Mars 2026

L’AIDE APPORTEE A L’UKRAINE EST UN INVESTISSEMENT DANS LA DEFENSE DE TOUT NOTRE CONTINENT

Oleksandr Aliksilchuk,Vitalii Bezgin, Anna Bondar, Anatolii Drabovskyl, Oleg Dunda, Oleksandr Merezhko, Mikita Poturaev,

Eduard Proshcuk,Viacheslav Rublov

Le Monde - Dimanche 22 - Lundi 23 février 2026

L’Ukraine n’est pas la finalité des plans stratégiques russes, mais un moyen de leur mise en œuvre, avertit un collectif de députés ukrainiens issus de la majorité présidentielle. A cet égard, renforcer le consensus européen autour de l’aide à lui apporter est indispensable

L

es crises internationales en cours soulignent l’urgence pour l’Europe d’exister comme un pôle de puissance, une ambition portée de longue date par la France. L’actualité montre aussi que si les Européens se lamentent souvent sur leur propre impuissance, ils sont capables de défendre leurs intérêts lorsqu’ils se montrent fermes et unis.

       Mais cette accumulation de crises ne doit pas faire oublier que c’est d’abord en Ukraine, où le quotidien de la population a considérablement empiré sous les attaques russes, que se jouent la sécurité de l’Europe et sa place dans le monde. À cet égard, renforcer le consensus européen autour de l’Ukraine est indispensable pour bâtir une paix juste et durable.

       Car seule la détermination de ceux qui nous soutiennent permettra de contraindre la Russie à s’engager dans de vraies négociations, pour mettre fin à la guerre et prévenir de nouvelles agressions. Les demi-mesures ne feront que prolonger les combats aujourd’hui, et créer les conditions d’une extension de la guerre dans un futur proche.

Déstabiliser l’Europe

Des actions telles que l’arraisonnement de pétroliers de la flotte fantôme russe par la marine nationale française, en janvier, contribuent à affaiblir l’effort de guerre russe et à nous rapprocher de la paix. De même, les progrès réalisés par la coalition des volontaires en France sont une étape-clé pour préparer la paix et des garanties de sécurité.

Mais, dans le même temps, les actions futures des partenaires européens doivent tenir compte de trois points fondamentaux.

       Premièrement, les objectifs de la Russie visent à restaurer sa zone d’influence en Europe et à saper la sécurité européenne, créant ainsi des opportunités pour déstabiliser encore les pays européens, y porter au pouvoir des forces politiques pro-Kremlin, et même attaquer des nations européennes.

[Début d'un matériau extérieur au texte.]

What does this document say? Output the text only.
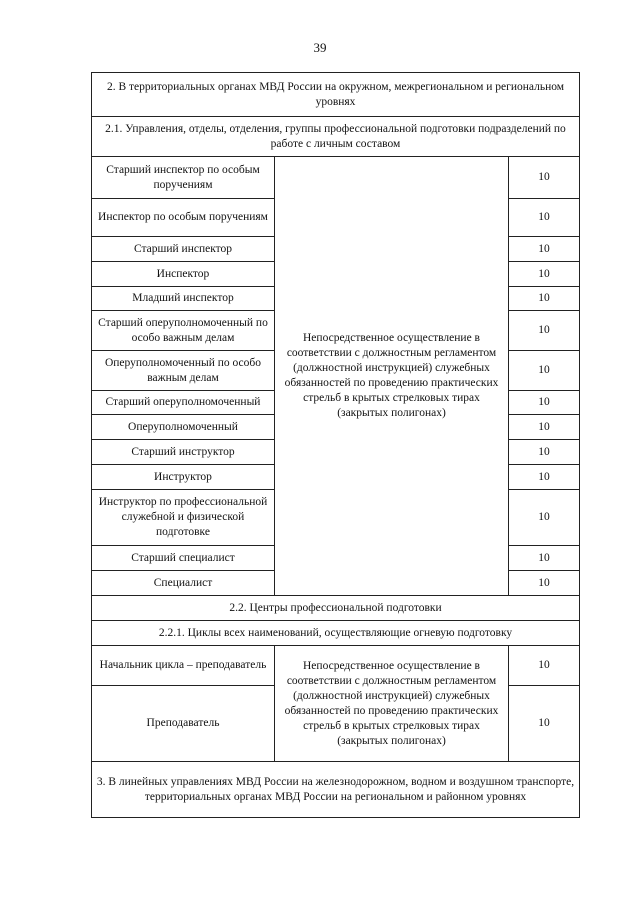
39
2. В территориальных органах МВД России на окружном, межрегиональном и региональном уровнях		
2.1. Управления, отделы, отделения, группы профессиональной подготовки подразделений по работе с личным составом		
Старший инспектор по особым поручениям	Непосредственное осуществление в соответствии с должностным регламентом (должностной инструкцией) служебных обязанностей по проведению практических стрельб в крытых стрелковых тирах (закрытых полигонах)	10
Инспектор по особым поручениям		10
Старший инспектор		10
Инспектор		10
Младший инспектор		10
Старший оперуполномоченный по особо важным делам		10
Оперуполномоченный по особо важным делам		10
Старший оперуполномоченный		10
Оперуполномоченный		10
Старший инструктор		10
Инструктор		10
Инструктор по профессиональной служебной и физической подготовке		10
Старший специалист		10
Специалист		10
2.2. Центры профессиональной подготовки		
2.2.1. Циклы всех наименований, осуществляющие огневую подготовку		
Начальник цикла – преподаватель	Непосредственное осуществление в соответствии с должностным регламентом (должностной инструкцией) служебных обязанностей по проведению практических стрельб в крытых стрелковых тирах (закрытых полигонах)	10
Преподаватель		10
3. В линейных управлениях МВД России на железнодорожном, водном и воздушном транспорте, территориальных органах МВД России на региональном и районном уровнях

En effet, l’Ukraine n’est pas la finalité des plans stratégiques russes, mais un moyen de leur mise en œuvre. Les Russes ne se contenteront pas du Donbass, ils cherchent à démanteler l’Etat ukrainien par des moyens militaires ou politiques. Pire, ils ne s’arrêteront pas en Ukraine : ils reprendront leurs tentatives d’expansion en Europe orientale, et en particulier dans les pays baltes.

 

NOTRE PUISSANCE

MILITAIRE FORGÉE

DANS LE SANG

SERA UN PILIER

DE LA NOUVELLE

ARCHITECTURE

DE DÉFENSE

EUROPÉENNE

 

       Deuxièmement, il faut à tout prix éviter de retomber dans deux pièges en cas de reprise du dialogue entre les Européens et Vladimir Poutine : la désunion, et surtout l’idée d’apaiser le Kremlin. Les pourparlers avec la partie russe doivent être fondés sur le rapport de force pour imposer la paix, et non sur des tentatives de défendre des intérêts particuliers, et éviter de récompenser indirectement l’agression militaire russe en transigeant sur le front international.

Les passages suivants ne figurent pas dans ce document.